Stories - SELF-TIMERS FROM BOSPORUS    (ITA)

Time passes slowly among the big rocks that are placed on sides of Bosporus in order to protect the city. Small groups of friends are going to linger to talk to each other, listening to music and someone is taking some shots. In the distance, the skyline of a modern, chaotic and frantic Istanbul, a melting pot between east and west. A light breeze is cooling the hot summer’s day. In a while it will get dark. The wind is dragging clouds off, toward west.
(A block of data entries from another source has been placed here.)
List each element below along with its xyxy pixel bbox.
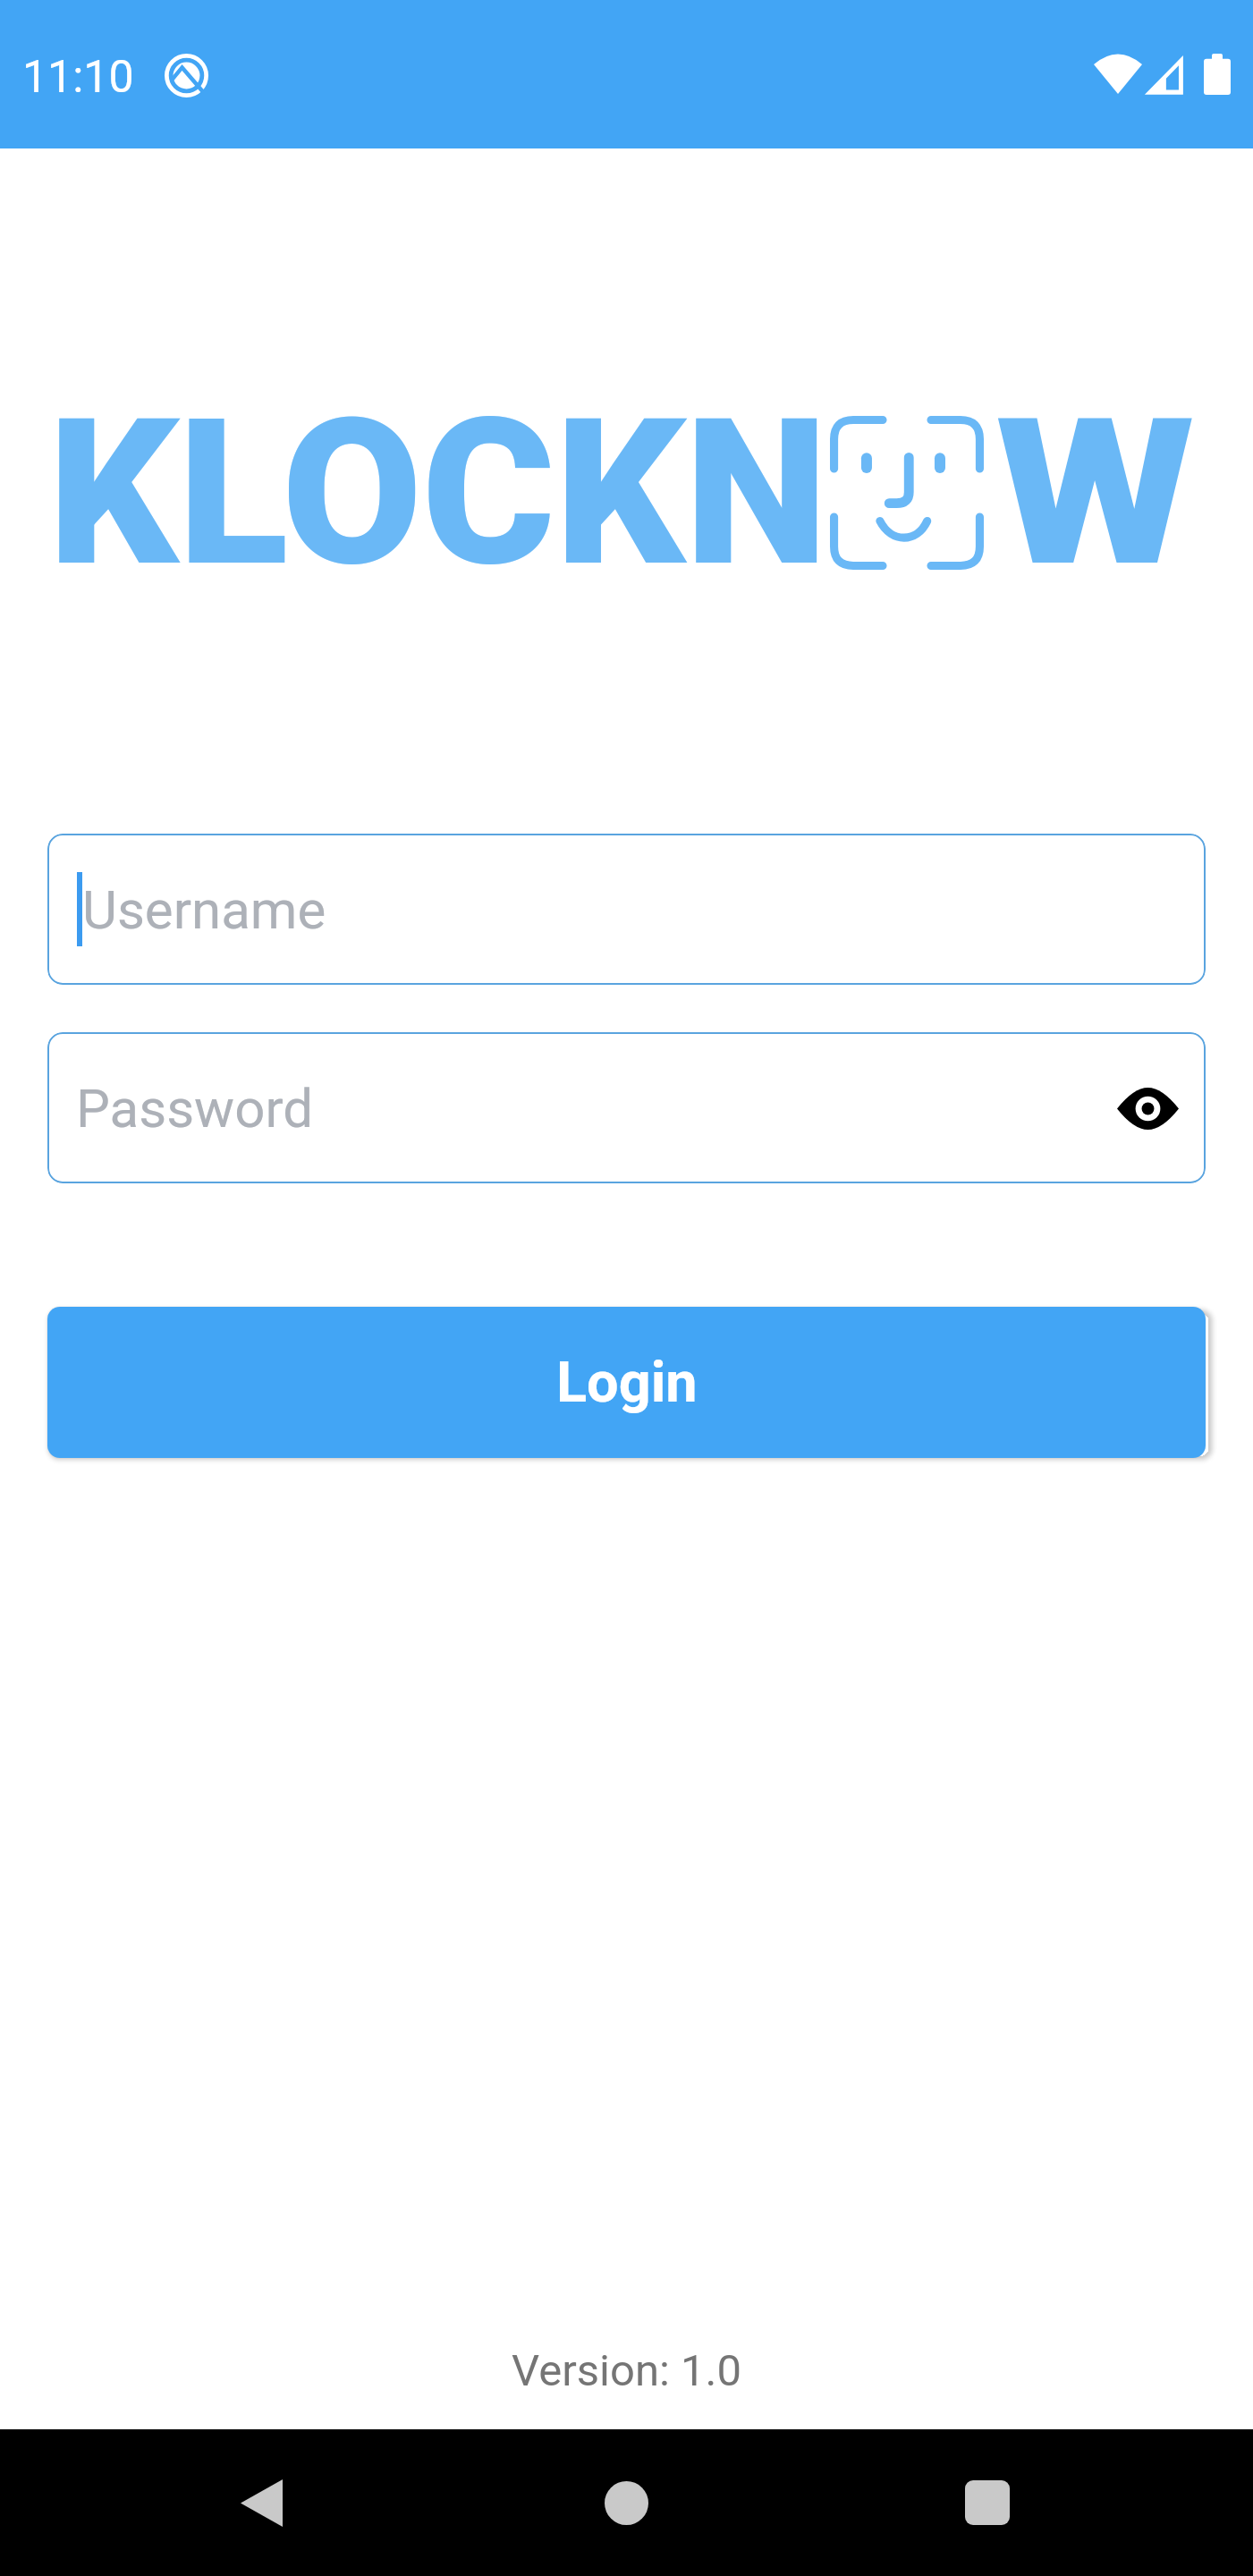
staticText: 11:10: [22, 51, 134, 104]
button[interactable]: Home: [563, 2440, 689, 2565]
button[interactable]: Back: [199, 2440, 324, 2565]
button[interactable]: Password: [47, 1032, 1206, 1183]
staticText: Username: [82, 878, 326, 941]
staticText: Password: [76, 1077, 314, 1140]
staticText: Login: [556, 1350, 698, 1416]
button[interactable]: Recent apps: [925, 2440, 1050, 2565]
button[interactable]: Username: [47, 834, 1206, 985]
staticText: W: [996, 374, 1196, 612]
button[interactable]: Show password: [1109, 1070, 1186, 1147]
button[interactable]: Login: [47, 1307, 1206, 1458]
staticText: Version: 1.0: [512, 2345, 741, 2396]
staticText: KLOCKN: [48, 374, 828, 612]
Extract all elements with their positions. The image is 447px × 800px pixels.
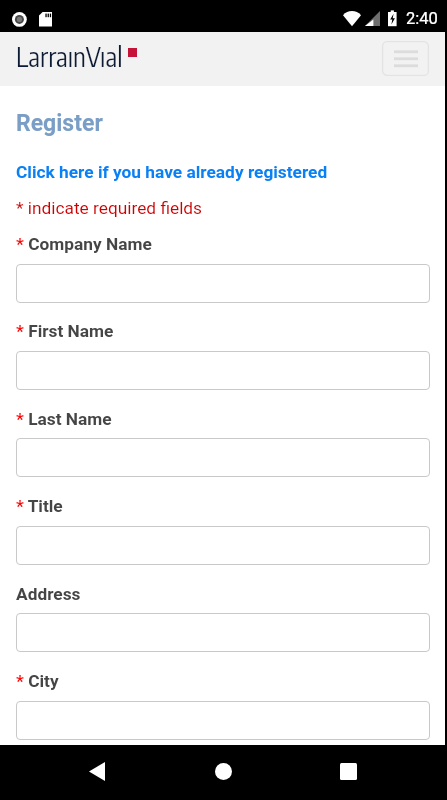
staticText: * First Name [16,321,114,341]
staticText: Register [16,110,103,137]
staticText: * Company Name [16,234,152,254]
staticText: * Last Name [16,409,112,429]
staticText: * Title [16,496,63,516]
button[interactable] [16,526,430,565]
button[interactable]: Back [64,747,130,796]
button[interactable]: Recent apps [315,747,381,796]
button[interactable]: Click here if you have already registere… [16,160,328,184]
staticText: 2:40 [406,9,438,28]
button[interactable] [16,351,430,390]
staticText: Address [16,584,81,604]
staticText: LarraınVıal [16,40,123,73]
button[interactable] [16,613,430,652]
staticText: * indicate required fields [16,198,203,218]
button[interactable]: Home [190,747,256,796]
button[interactable]: Open navigation menu [382,41,429,76]
staticText: * City [16,671,59,691]
staticText: Click here if you have already registere… [16,162,328,182]
button[interactable] [16,438,430,477]
button[interactable] [16,264,430,303]
button[interactable] [16,701,430,740]
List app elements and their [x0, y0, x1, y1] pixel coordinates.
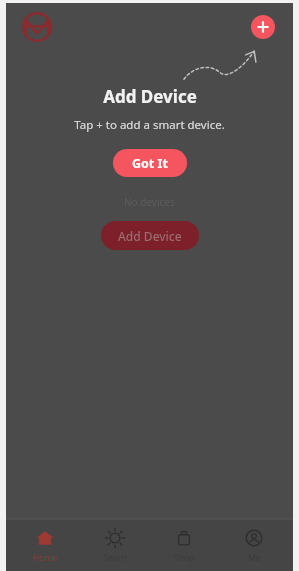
- button[interactable]: Smart: [84, 523, 146, 568]
- button[interactable]: Got It: [113, 149, 187, 177]
- button[interactable]: Add device: [251, 15, 275, 39]
- staticText: Add Device: [118, 228, 182, 244]
- staticText: Tap + to add a smart device.: [74, 117, 225, 133]
- staticText: Home: [33, 552, 58, 564]
- button[interactable]: Shop: [153, 523, 215, 568]
- button[interactable]: Add Device: [101, 221, 199, 250]
- staticText: Add Device: [103, 85, 197, 108]
- staticText: Got It: [132, 155, 168, 172]
- button[interactable]: Me: [223, 523, 285, 568]
- button[interactable]: Home: [14, 523, 76, 568]
- staticText: No devices: [124, 195, 175, 209]
- button[interactable]: Brand logo: [22, 12, 52, 42]
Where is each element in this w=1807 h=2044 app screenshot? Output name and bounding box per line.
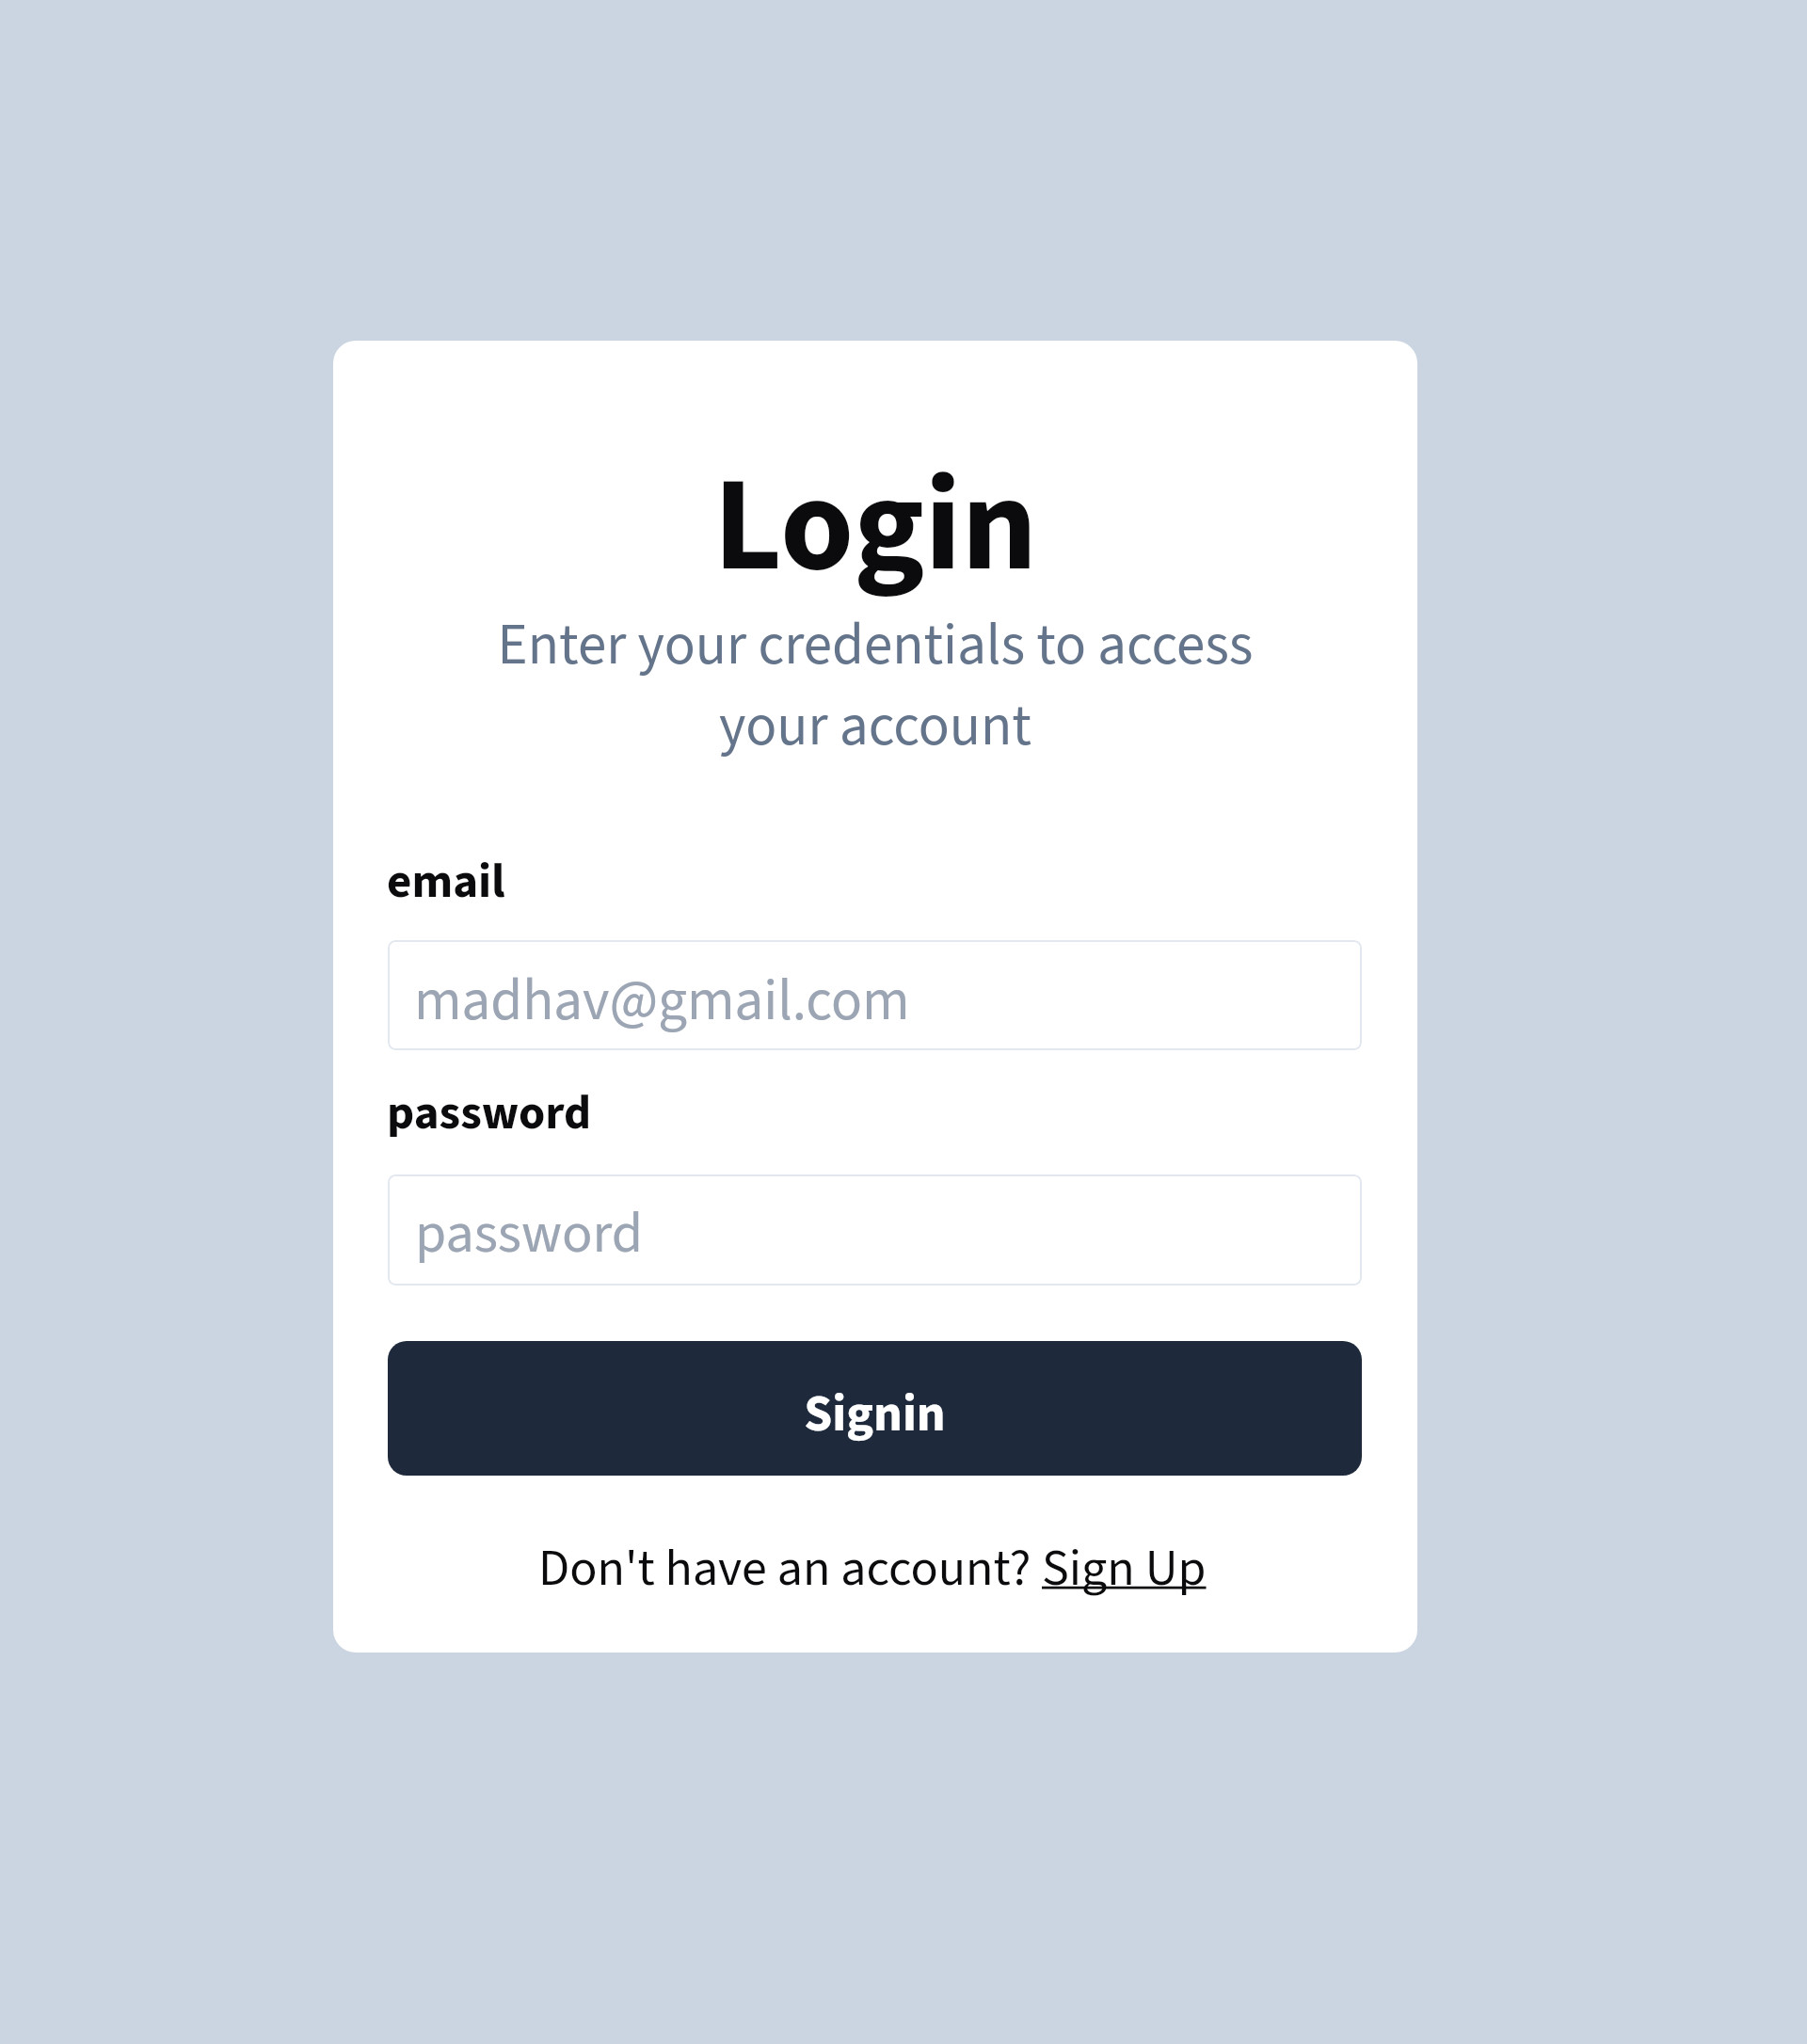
- staticText: your account: [333, 686, 1417, 768]
- staticText: password: [387, 1079, 592, 1148]
- staticText: password: [415, 1194, 643, 1274]
- staticText: Sign Up: [1042, 1533, 1207, 1605]
- button[interactable]: madhav@gmail.com: [388, 940, 1362, 1050]
- button[interactable]: Signin: [388, 1341, 1362, 1476]
- staticText: madhav@gmail.com: [414, 961, 910, 1043]
- staticText: email: [387, 848, 505, 917]
- staticText: Enter your credentials to access: [333, 605, 1417, 687]
- staticText: Login: [333, 433, 1417, 622]
- button[interactable]: password: [388, 1174, 1362, 1285]
- button[interactable]: Sign Up: [1042, 1533, 1207, 1605]
- staticText: Signin: [388, 1379, 1362, 1451]
- staticText: Don't have an account?: [538, 1533, 1042, 1605]
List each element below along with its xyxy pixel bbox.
Descending from hills, leaving behind us the Topkapi Palace, the sea of Marmara can be reached, precisely where Bosporus begins. The Kennedy Avenue runs toward southwest, coming up to the sea and following the old walls of Istanbul city. It is a fast road that connects the station of Sirkeci, the last stop of the legendary Orient Express, to the Ataturk International Airport. We are in the European side of the city. The Avenue is protected from bad weather by an artificial cliff. Citizens meet each other exactly among these rocks, in the hot summer nights. They sit on the rocks, surrounded by waves spray, far away from tourists’ eyes and chaos of the megalopolis. They listen to music, drink some tea; someone has dinner baking some fish of Bosporus on an improvised fire. They participate in the passage of big cargos headed to the Russian and Ukrainian shores of the Black Sea. After the sunset, thousands of bright lights illumine the city, like in an immense funfair; on the other side of the canal, the Asian part of Istanbul, with the neighborhoods of Uskudar and Kadikoy. It is time to take a selfie in a such breath-taking panorama. For those who have come here travelling through one of the biggest city in the world, it was really worth it.